Come riportato nelle motivazioni della sentenza, la struttura sanitaria “assume non solo l’obbligazione concernente la prestazione di ricovero e cura ma anche tutte le obbligazioni accessorie e strumentali finalizzate al suo esito positivo e, con esse, anche quella di salvaguardare la salute del paziente da atti autolesionistici da lui realizzabili e ciò, a maggior ragione, ove tali condotte si profilino come possibili o pronosticabili in ragione della patologia di cui il soggetto è affetto”. 

Pertanto – sottolinea ancora il Collegio distrettuale – “ove un paziente ricoverato per disturbi mentali tenti il suicidio riportando lesioni personali, la struttura sanitaria che l’aveva in cura risponde di tali lesioni a prescindere dal carattere volontario od obbligatorio del trattamento sanitario praticato in concreto, non potendo quest’ultimo condizionare l’obbligo di sorveglianza da parte del personale sanitario”.

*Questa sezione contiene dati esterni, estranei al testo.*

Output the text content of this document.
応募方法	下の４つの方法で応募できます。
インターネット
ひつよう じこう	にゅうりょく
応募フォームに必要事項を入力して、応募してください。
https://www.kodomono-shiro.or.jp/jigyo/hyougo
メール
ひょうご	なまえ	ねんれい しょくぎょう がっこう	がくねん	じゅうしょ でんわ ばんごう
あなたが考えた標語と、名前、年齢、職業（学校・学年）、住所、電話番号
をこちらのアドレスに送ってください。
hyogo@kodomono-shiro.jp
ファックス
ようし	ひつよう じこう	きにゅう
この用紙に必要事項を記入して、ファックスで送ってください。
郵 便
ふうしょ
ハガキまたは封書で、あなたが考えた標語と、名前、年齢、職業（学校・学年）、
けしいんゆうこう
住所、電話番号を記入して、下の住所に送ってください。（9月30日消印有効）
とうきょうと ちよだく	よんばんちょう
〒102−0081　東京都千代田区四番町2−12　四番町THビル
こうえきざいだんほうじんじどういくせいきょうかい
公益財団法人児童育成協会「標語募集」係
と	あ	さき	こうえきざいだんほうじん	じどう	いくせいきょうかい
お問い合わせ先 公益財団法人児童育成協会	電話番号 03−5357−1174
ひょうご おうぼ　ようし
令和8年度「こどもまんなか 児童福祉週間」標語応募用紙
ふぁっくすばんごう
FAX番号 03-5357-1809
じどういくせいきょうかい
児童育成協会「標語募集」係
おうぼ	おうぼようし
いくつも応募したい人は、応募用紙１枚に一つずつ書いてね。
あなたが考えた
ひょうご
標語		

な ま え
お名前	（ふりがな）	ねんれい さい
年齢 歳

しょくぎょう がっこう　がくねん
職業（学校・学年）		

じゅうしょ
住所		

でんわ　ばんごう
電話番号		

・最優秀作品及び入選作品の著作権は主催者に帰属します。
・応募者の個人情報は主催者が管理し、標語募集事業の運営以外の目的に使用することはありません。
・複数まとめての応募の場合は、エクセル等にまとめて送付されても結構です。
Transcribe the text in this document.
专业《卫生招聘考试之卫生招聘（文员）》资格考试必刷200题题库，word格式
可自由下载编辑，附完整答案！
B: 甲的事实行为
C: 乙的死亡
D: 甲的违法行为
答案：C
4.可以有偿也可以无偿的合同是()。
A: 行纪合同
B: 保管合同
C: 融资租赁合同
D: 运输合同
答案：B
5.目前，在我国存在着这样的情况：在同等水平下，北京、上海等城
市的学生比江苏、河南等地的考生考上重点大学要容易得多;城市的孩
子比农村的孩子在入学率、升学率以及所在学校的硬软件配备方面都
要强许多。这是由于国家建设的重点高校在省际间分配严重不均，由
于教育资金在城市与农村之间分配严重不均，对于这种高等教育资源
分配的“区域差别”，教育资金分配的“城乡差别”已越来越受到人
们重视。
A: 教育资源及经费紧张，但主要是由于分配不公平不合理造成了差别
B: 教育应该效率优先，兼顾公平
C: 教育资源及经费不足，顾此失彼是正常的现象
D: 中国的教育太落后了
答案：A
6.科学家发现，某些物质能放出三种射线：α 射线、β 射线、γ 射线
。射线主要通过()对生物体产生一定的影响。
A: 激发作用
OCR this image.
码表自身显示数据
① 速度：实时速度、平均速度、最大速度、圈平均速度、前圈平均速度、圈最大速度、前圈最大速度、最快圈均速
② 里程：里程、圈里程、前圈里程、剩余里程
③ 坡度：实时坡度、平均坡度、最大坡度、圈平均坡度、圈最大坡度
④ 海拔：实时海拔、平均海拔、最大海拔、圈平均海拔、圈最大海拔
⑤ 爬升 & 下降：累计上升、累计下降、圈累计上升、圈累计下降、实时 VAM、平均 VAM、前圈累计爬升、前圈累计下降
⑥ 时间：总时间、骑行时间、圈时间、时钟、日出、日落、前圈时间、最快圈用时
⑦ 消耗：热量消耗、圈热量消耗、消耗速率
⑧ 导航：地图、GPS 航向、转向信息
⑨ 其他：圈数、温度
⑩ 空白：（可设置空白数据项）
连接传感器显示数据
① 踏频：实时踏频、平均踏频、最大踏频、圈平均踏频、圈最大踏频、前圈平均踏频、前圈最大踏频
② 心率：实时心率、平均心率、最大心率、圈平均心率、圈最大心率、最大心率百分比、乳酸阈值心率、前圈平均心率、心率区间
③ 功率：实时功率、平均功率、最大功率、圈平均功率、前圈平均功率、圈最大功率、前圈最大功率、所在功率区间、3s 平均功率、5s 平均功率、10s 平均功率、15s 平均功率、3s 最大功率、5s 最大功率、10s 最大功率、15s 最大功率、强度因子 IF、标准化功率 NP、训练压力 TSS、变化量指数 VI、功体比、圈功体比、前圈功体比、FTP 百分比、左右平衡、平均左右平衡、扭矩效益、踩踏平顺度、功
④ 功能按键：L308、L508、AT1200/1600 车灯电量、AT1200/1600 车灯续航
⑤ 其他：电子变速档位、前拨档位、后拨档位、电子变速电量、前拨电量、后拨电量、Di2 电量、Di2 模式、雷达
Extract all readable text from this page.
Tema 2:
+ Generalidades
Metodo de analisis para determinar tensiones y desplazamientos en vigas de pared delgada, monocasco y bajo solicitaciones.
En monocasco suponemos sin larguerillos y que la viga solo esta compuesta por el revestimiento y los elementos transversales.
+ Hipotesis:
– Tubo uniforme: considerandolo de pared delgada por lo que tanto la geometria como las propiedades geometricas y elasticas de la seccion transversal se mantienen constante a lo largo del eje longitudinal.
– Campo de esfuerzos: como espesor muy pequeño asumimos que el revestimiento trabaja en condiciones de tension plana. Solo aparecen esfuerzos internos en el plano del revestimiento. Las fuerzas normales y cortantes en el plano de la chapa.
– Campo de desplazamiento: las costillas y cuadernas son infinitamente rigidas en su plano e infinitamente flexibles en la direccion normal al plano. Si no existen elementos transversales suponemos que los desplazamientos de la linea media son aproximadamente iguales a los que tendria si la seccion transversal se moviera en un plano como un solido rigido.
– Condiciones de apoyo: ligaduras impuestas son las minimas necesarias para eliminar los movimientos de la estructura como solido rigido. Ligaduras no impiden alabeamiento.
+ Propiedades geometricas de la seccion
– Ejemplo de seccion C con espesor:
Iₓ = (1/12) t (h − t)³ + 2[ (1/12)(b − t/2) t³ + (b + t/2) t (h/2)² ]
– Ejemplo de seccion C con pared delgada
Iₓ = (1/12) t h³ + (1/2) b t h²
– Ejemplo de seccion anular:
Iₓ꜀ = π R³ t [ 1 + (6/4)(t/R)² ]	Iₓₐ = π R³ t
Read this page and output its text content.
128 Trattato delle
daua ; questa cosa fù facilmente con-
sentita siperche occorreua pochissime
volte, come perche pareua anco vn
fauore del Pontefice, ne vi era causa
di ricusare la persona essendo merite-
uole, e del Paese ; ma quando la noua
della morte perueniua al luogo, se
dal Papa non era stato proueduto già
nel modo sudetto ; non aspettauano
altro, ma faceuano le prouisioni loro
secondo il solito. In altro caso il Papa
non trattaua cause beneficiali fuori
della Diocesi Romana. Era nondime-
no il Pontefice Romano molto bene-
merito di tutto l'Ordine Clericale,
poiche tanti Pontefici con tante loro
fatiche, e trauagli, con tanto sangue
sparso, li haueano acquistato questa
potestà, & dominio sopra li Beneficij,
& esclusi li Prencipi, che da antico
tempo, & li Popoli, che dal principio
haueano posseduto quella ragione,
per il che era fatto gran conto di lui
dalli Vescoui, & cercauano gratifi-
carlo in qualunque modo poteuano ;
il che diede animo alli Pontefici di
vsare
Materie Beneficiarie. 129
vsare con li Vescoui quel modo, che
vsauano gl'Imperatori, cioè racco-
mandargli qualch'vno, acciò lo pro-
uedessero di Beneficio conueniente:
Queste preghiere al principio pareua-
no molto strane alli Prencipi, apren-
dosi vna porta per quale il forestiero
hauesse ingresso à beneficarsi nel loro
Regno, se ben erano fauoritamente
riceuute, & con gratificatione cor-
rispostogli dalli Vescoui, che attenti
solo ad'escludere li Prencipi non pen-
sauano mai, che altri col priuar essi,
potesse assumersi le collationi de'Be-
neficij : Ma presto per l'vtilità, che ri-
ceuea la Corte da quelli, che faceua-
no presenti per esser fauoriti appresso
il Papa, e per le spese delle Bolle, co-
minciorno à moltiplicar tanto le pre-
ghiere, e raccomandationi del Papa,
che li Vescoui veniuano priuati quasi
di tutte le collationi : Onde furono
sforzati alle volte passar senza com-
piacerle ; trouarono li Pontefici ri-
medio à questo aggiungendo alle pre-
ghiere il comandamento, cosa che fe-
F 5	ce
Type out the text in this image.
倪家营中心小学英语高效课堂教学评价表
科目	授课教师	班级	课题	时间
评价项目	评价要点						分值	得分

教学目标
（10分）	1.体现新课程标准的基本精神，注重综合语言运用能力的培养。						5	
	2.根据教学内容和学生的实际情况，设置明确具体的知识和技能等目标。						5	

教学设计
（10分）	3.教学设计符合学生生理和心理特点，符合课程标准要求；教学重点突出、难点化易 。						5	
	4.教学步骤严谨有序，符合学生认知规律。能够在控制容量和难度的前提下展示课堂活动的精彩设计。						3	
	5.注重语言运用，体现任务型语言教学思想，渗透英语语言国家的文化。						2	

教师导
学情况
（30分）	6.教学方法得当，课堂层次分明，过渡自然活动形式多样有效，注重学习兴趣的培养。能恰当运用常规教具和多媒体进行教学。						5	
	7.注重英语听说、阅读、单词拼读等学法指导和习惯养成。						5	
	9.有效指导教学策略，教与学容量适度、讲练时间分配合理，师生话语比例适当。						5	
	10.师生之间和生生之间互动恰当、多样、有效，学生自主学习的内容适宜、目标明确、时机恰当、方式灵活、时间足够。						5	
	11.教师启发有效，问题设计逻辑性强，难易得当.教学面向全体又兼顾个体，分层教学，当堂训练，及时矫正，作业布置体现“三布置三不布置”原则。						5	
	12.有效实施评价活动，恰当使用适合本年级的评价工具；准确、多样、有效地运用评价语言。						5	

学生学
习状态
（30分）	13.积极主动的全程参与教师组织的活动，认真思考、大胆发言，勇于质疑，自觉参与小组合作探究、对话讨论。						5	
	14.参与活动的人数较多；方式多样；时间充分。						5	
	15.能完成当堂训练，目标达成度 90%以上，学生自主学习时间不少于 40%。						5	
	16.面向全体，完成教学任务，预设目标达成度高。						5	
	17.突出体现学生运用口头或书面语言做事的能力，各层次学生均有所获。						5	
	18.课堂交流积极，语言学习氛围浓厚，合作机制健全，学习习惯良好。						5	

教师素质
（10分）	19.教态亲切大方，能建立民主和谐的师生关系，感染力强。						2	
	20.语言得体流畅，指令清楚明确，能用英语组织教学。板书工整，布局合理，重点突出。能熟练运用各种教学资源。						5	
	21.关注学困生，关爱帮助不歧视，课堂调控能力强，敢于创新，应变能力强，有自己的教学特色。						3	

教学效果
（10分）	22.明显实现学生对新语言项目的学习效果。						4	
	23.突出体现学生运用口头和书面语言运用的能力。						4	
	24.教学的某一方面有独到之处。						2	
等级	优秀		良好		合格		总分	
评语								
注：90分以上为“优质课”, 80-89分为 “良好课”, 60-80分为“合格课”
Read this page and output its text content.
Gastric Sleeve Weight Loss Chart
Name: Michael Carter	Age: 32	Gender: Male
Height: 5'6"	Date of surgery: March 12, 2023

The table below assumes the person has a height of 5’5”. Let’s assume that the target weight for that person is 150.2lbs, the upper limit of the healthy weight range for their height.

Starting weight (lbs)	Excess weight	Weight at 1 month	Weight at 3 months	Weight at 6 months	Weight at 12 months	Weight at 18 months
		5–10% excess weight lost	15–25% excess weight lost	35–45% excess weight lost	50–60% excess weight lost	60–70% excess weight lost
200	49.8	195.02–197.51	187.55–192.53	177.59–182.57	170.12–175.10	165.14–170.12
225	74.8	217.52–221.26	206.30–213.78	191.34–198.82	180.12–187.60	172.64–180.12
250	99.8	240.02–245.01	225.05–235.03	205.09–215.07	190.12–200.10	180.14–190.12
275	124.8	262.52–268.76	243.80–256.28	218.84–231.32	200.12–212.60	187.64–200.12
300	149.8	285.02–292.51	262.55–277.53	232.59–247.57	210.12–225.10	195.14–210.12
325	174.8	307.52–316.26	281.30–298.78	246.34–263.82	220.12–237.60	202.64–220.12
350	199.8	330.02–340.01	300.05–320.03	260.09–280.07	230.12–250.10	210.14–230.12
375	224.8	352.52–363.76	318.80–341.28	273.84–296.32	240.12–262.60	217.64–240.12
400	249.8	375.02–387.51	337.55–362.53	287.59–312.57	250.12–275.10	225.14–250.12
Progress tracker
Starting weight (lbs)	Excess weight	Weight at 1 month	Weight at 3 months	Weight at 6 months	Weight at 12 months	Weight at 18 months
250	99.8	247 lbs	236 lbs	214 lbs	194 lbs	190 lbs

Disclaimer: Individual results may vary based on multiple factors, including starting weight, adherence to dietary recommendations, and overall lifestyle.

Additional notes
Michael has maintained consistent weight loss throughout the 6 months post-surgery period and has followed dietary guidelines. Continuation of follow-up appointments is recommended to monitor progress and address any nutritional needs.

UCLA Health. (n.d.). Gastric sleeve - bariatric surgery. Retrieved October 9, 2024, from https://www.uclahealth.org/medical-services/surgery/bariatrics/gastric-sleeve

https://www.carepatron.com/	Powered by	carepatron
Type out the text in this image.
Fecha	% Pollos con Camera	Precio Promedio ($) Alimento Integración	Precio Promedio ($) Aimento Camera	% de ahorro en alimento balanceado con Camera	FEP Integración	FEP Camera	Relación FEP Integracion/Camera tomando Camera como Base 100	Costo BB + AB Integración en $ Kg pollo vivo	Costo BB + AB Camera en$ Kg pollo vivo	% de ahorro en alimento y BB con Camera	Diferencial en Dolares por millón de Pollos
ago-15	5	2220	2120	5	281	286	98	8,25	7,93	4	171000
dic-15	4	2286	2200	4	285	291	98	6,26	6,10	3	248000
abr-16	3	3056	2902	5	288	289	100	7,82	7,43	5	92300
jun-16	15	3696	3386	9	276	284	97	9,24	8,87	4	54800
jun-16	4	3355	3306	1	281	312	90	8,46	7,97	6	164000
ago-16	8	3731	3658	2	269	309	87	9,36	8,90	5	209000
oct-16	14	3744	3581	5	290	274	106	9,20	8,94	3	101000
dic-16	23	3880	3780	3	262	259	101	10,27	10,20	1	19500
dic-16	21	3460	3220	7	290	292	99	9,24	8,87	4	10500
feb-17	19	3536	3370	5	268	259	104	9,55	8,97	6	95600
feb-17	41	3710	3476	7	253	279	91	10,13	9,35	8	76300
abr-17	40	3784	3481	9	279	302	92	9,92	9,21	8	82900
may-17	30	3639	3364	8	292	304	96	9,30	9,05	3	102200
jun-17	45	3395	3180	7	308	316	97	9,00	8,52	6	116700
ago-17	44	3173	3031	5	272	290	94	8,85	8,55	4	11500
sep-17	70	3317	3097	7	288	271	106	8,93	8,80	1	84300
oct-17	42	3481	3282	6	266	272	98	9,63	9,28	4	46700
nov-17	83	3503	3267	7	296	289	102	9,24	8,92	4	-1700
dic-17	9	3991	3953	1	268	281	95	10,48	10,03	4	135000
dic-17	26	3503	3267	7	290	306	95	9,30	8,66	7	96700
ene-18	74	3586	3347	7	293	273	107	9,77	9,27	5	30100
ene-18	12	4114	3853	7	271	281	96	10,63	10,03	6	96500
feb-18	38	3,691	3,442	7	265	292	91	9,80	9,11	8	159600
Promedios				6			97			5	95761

L’obbligo in questione, infatti, “scaturisce ipso facto dall’accettazione del paziente e, come tale, prescinde dalla capacità di intendere e di volere di quest’ultimo – né esige che lo stesso sia sottoposto ad un trattamento sanitario obbligatorio – giacché anche una persona perfettamente capace di intendere e di volere può avere bisogno di vigilanza e protezione per evitare che si auto-procuri un danno, come nel caso di degente non autosufficiente.
Pertanto, l’obbligo di vigilanza e protezione del paziente grava sulla struttura sanitaria nei confronti d tutti i pazienti: malati di mente e malati di corpo, capaci o incapaci di intendere e di volere”.